Vi los colores abandonar la tela antes de comenzar a perseguirme, los vi transformarse. Incontables bocas con muecas grotescas emitían carcajadas, cuerpos desmembrados se esparcían por el piso, se enroscaban en poses imposibles, me tocaban… Manos y dedos flotaban en el aire como garras.
El gigantesco remolino me atrapaba al fin y me asfixiaba.
Despertaba agitada, sin aire, sintiendo la pintura adherida a la piel. El gusto permanecía en mi boca varios minutos tras las pesadillas.
Traté de disimular el desagrado que sentía hacia sus obras. Sonriendo ante los nuevos principios, adulando los resultados de sus noches de pinceles, fingiendo interés por las formas y los tonos. Pero cada vez resultaba más difícil, el asco se gestaba en mi interior y crecía día a día.

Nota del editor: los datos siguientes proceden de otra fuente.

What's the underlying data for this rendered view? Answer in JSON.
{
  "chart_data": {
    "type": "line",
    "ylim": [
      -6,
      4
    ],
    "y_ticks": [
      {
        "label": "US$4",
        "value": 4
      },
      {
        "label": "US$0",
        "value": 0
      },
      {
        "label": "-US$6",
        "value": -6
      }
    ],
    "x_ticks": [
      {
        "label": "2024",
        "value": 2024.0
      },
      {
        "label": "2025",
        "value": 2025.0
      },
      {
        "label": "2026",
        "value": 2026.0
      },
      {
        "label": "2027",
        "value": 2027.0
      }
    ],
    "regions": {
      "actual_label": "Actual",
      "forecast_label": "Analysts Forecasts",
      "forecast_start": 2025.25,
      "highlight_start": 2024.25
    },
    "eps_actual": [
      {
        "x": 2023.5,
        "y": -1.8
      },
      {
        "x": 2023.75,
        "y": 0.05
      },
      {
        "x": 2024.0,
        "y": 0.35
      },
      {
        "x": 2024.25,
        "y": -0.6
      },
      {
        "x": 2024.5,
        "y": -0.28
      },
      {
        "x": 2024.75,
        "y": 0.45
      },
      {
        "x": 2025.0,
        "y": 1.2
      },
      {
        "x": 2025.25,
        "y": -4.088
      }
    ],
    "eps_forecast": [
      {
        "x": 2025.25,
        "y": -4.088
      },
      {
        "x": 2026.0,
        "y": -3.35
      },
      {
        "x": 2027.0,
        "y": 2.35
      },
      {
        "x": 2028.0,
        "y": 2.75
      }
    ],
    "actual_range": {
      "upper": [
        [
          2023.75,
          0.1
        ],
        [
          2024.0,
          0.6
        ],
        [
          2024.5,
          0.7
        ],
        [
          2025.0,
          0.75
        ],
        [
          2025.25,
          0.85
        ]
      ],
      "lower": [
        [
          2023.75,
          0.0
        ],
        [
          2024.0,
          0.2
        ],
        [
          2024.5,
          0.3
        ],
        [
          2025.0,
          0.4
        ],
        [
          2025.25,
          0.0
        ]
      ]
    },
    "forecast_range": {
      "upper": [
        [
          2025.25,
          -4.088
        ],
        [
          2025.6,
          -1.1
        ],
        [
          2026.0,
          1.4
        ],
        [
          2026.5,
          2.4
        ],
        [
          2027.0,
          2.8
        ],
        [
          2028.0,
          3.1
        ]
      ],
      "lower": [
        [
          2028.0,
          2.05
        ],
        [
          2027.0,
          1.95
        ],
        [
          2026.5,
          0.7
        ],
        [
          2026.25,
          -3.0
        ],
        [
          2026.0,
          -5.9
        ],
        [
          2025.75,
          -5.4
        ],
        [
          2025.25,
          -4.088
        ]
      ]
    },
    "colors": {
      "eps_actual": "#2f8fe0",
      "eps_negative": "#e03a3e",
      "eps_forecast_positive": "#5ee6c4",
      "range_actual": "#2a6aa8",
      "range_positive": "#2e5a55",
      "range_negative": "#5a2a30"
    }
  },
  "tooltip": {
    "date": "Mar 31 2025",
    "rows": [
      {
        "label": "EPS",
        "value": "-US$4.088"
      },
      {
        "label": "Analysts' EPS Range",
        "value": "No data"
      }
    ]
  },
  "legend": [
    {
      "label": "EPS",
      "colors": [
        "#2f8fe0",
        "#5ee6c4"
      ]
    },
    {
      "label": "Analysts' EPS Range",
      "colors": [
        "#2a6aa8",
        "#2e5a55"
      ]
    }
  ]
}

Me repugnaban las líneas tan perfectas, seguras partes de ese todo que adaptaba la belleza al sentido más humano, delicadamente impresas, soberbias y altivas. Las odiaba.
Intenté advertirle, le pedí que se detenga pero tan seguro de las bondades de su arte, me ignoraba. Mi visión de las cosas poca relevancia tenía para el maestro, es por esto que jamás advirtió el final.
Esa noche el fuego lo consumió todo, acabando por fin con las líneas y colores. Vi los cuerpos retorcerse y las caras derretirse, escuche sus lamentos. El no gritó, se esforzó por salvarlos hasta el último segundo.
Odiaba los dibujos porque cobraban vida por la noche, ya no hay quien los invente para torturarme, y ellos son ceniza.